Elsewhere this week in News:
- The Voice's own gossip columnist Michael Musto gets some good quote from Broadway fanatic Seth Rudetsky on how Mamma Mia's ruining Broadway. Brain cells, too. Also, Abba.
This week in Music, we hear people singing. They're singing songs:
- Interpol, Phoenix, Pavement, Jay-Z, and Eminem? It's Fall concert season. Mikael Wood has you covered in our Fall Guide for Music, which also finds us shopping with Karen O's stylist, Christiane Joy Hultquist. "Fall" and "Fashionable" both begin with the letter "F." You should know this.
- Shock-blonde Swedish pop star Robyn is a critical darling (for a pop star) everywhere else. And here? She's a critical darling (for a rapper -- kind of). Rich Juzwiak drops the beat on her latest, Body Talk Pt. 2.
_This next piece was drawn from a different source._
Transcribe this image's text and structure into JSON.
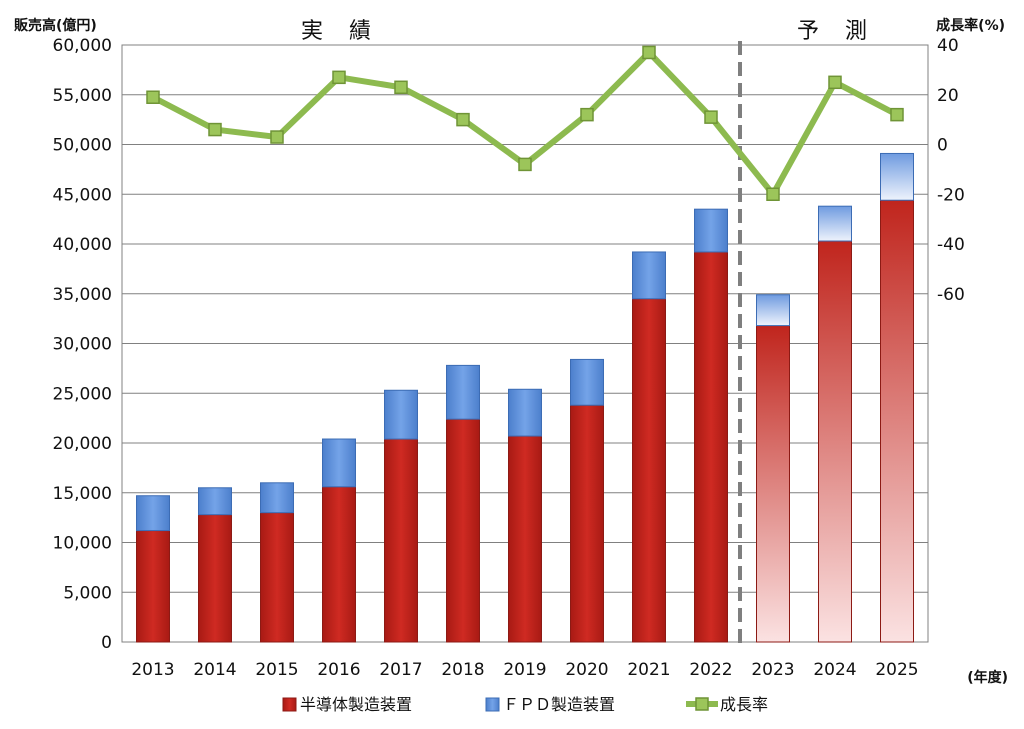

- "Beep boop bop wop womp beep." Techno music! It's amazing. And it's evolving, if Matthew Dear and Shed have anything to say -- and emote -- about it. Piotr Orlov explains.
- Jazz pianist Vijay Iyer has had one hell of a year, which he's capping off with a few gigs around New York. He talks abut his latest, Solo, with K. Leander Williams.
In Food, we're cooking up the juicy bits:
- If you can make it here -- "it" being "pizza" -- you can probably make it anywhere, given the ever-expanding number of places to get a slice in the city. Voice food critic Sarah DiGregorio finds two more, Olio Pizza e Piu and Campo de' Fiori to see if they make the cut. Or cutter.
- Meanwhile, Voice food critic Robert Sietsema is off to find Rome in Long Island City, as a Testaccio -- billing itself as a modern trattoria -- is finally open for business after presumably more than a day of construction. Does Robert eat it up, or burn it down?
In Film, we're not just getting gossipy, but greedy, too:
- Oliver Stone's made every movie anybody's every told him not to: some have done well, others, not so much. But is a sequel to 1987's classic Wall Street -- Stone's first sequel ever -- just a testament to the director's own greed, or vision beyond bucks? For our Fall Guide for Film, Aaron Hillis talks to Oliver Stone.
- Other reviews: Karina Longworth thinks Robert Rodriguez's action-packed Machete is dull when it's not trying to be a cut-up; Melissa Anderson finds a cartoon about a dog that's neither Disney nor Marley & Me and, surprise, My Dog Tulip is a good one; Mark Olson seems proud for George Clooney to be The American, even if it does alienate audiences by turning the thriller genre upside-down; Longworth thinks bromantic-comedy Going The Distance isn't worth the trip; and Nick Pinkerton slurps up the Chinese remake of the Coen Brothers' Blood Simple, entitled A Woman, A Gun and a Noodle Shop.
- Finally, legendary Voice film critic J. Hoberman tries to explain how a film can be neither feature nor documentary as he puts together the puzzling -- and fascinating -- story of Our Beloved Month of August, while Eric Hynes puts together the various filmmakers who took the leap from documentaries to Hollywood and never looked back.
Here at The Village Voice, we walk the walk, and we talk the talk. Keep it on the DL when you're not telling all your friends.